To Bev and anyone else interested in a Go Girl Ring: My friend Dian Malouf is the designer of the Go Girl Ring. You can purchase one at http://dian-malouf.com/endearings.html. If they have your size in stock, they are very quick with shipment & delivery. I have a long history with the Go Girl ring – if you don’t know what it is, read about it here: http://lonestarlifer.wordpress.com/2009/07/17/friday-faves-dian-maloufs-go-girl-ring/.
Now to you, Julie: You don’t know me but I am a long-time member of First Colony. I prayed for Noah & your family and now I will be praying for you. Do you have a Go Girl ring? If not, I would like to give you one. Dian Malouf’s daughter Brooke gave me a ring to give to someone I thought needed it. Email me & we’ll talk particulars. Asking God’s blessings to you and your family.
Julie,
I am so sorry to hear about your diagnosis, but I am so glad that they caught it early. My mom was diagnosed with stage 3 breast cancer in December 2008 and is now in remission. 2009 was a scary and difficult year for her and our whole family. I can’t imagine what you must be feeling to have to endure this at such a young age.

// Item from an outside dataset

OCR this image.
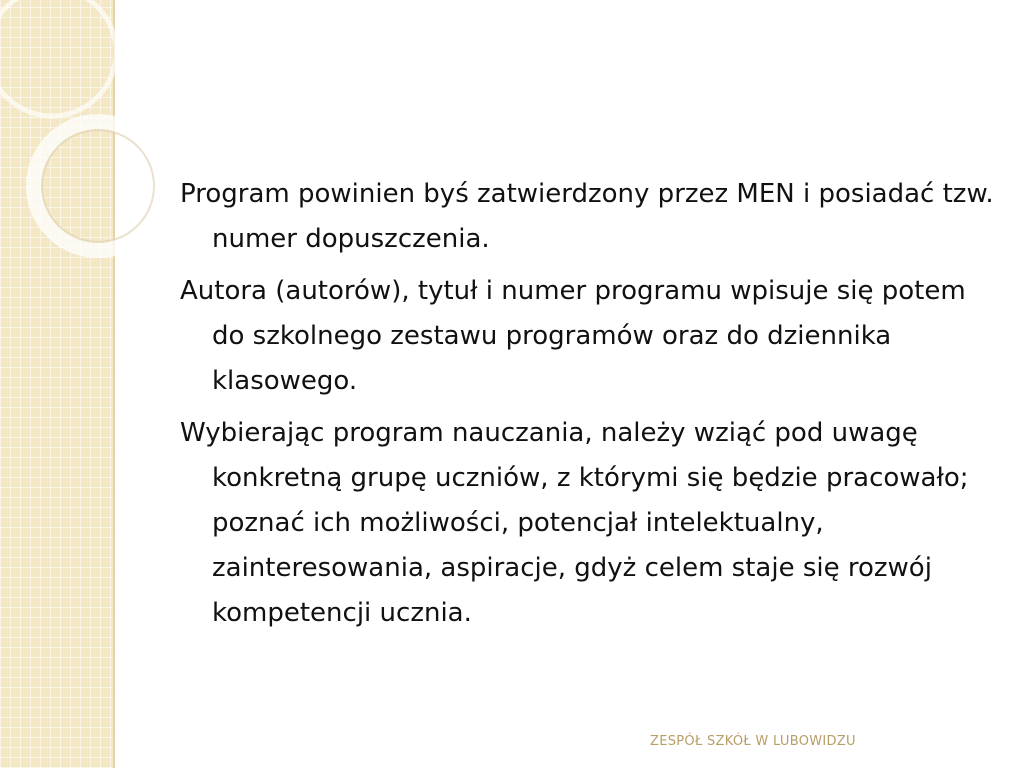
Program powinien byś zatwierdzony przez MEN i posiadać tzw. numer dopuszczenia.

Autora (autorów), tytuł i numer programu wpisuje się potem do szkolnego zestawu programów oraz do dziennika klasowego.

Wybierając program nauczania, należy wziąć pod uwagę konkretną grupę uczniów, z którymi się będzie pracowało; poznać ich możliwości, potencjał intelektualny, zainteresowania, aspiracje, gdyż celem staje się rozwój kompetencji ucznia.

ZESPÓŁ SZKÓŁ W LUBOWIDZU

I know we don’t know each other well, but I am happy to help you with the girls anytime. I would also like to bring you guys dinner one night. Does anyone have a calendar going for meals??
Try to stay strong. You are in our thoughts and prayers.
Amber Williamson
Julie, so very sorry to hear this news. You can add me to your list of prayer warriors. I am so glad that this was caught early. And I pray you feel totally convinced of the treatment option you choose.
ann
Julie and Ethan,
Brad and I just heard your news today and want you both to know that we are, and will continue to fervently pray for your complete healing and for all of your needs to be met during this time. We are so sorry you are going through this. We know that God is powerful and mighty to save. We love you.